Route information
- Length: 21 mi (34 km)
- History: Designated in 2008 Completion in 2011

Major junctions
- South end: Gayaza
- North end: Ziroobwe

Location
- Country: Uganda

Highway system
- Roads in Uganda;

= Gayaza–Ziroobwe Road =

Road in Uganda

Gayaza–Ziroobwe Road is a road in central Uganda, connecting the towns of Gayaza in Wakiso District and Ziroobwe in Luweero District.

==Location==
The road starts at Gayaza and proceeds northeastwards, going through Namulonge, Busiika, and Bugema before ending in Ziroobwe, a distance of about 33 km.

==Overview==
Prior to 2007, the road had a gravel surface. In 2007, the government of Uganda began to upgrade the surface to bitumen at an estimated cost of US$40 million. The work, undertaken by Serbian firm Energoprojekt, began in March 2007 and was originally expected to be completed in November 2009. The construction and improvement of the road were extended to include the Kampala-Gayaza section of the road.

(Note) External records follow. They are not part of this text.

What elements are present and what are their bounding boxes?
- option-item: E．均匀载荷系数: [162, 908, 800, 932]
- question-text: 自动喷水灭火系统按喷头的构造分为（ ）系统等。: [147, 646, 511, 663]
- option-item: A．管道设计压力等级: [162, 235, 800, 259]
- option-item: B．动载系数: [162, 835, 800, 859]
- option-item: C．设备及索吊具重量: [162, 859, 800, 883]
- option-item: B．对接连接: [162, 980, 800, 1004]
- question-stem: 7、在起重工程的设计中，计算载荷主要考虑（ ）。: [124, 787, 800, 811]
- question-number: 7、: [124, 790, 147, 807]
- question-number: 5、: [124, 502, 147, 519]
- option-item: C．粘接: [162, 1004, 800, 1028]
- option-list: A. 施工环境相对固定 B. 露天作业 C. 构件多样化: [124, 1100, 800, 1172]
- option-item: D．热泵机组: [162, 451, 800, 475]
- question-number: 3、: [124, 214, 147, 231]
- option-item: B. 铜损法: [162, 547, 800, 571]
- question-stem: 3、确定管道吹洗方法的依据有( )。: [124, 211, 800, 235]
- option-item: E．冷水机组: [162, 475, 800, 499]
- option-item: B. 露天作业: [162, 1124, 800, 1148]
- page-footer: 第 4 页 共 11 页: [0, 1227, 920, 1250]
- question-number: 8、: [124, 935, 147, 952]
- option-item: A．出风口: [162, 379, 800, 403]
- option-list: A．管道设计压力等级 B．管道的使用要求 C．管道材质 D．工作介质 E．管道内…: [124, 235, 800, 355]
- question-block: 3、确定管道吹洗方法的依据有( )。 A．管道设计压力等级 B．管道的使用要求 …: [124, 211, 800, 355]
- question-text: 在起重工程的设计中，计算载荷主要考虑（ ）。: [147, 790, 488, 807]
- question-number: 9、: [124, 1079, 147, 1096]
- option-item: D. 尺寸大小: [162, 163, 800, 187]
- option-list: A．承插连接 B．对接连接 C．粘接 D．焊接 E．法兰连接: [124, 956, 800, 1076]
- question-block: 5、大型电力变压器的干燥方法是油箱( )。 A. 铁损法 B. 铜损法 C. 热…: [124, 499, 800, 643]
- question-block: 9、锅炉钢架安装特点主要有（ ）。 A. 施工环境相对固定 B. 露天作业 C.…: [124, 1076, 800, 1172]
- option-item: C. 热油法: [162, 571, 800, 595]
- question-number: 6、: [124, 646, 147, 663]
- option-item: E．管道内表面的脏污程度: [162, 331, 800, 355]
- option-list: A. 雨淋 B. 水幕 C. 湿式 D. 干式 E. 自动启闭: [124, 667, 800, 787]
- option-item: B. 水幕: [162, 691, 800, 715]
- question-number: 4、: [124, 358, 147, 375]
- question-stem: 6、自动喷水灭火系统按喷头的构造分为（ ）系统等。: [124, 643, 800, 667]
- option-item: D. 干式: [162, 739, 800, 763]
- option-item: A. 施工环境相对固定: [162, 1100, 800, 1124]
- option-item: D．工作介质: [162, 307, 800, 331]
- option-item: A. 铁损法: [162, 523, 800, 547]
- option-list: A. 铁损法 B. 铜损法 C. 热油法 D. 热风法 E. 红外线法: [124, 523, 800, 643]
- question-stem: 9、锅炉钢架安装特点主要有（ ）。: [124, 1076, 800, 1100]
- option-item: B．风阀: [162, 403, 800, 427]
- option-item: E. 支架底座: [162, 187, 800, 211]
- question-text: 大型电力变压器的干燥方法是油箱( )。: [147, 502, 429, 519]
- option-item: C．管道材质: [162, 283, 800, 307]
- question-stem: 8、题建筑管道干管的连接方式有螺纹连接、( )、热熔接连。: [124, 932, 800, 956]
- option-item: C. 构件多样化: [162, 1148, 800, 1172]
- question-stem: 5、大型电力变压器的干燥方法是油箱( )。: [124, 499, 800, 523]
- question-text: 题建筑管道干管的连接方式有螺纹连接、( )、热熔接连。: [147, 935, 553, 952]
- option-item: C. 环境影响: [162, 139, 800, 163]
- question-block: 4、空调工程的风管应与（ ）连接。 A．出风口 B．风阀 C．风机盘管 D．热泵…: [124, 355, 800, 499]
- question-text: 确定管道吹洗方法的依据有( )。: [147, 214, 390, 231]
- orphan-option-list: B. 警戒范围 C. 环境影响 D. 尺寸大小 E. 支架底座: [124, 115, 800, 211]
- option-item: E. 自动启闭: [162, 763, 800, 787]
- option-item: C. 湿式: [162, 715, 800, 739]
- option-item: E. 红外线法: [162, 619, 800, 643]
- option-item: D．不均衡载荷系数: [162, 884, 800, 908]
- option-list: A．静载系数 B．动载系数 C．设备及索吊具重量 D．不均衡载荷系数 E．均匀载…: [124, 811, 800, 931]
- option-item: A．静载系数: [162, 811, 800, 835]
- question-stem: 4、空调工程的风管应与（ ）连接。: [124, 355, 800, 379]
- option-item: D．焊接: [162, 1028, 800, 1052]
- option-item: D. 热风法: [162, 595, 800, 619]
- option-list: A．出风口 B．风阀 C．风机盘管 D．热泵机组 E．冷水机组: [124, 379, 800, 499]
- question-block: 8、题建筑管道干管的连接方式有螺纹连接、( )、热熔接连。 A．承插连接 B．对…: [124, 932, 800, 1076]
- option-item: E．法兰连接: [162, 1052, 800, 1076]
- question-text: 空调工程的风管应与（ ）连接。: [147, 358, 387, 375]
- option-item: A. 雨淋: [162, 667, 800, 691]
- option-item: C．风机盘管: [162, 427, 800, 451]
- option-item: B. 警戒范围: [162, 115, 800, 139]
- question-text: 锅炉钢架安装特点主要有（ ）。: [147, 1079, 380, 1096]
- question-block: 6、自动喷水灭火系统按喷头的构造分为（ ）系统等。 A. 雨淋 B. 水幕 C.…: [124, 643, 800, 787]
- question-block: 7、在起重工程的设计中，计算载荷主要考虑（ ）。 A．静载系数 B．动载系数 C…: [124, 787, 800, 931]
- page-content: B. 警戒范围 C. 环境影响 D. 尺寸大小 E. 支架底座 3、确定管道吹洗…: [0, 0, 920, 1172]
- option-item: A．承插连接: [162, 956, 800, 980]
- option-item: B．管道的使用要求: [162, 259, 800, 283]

Because of repeated delays, work was not completed until June 2011.

==Points of interest==
The following points of interest also lie along or near the road:

- the town of Gayaza in Wakiso District, 3 km, by road, east of Kasangati
- Gayaza High School, an all-girls boarding high school established in 1905
- Kabanyolo Farm, an agricultural and livestock farm that belongs to the College of Agricultural Sciences and the College of Veterinary Medicine, both at Makerere University
- National Crops Resources Research Institute, located at Namulonge
- Bugema University, a private university, maintains its main campus along this road.
- In Ziroobwe, this road joins the Ziroobwe–Wobulenzi Road.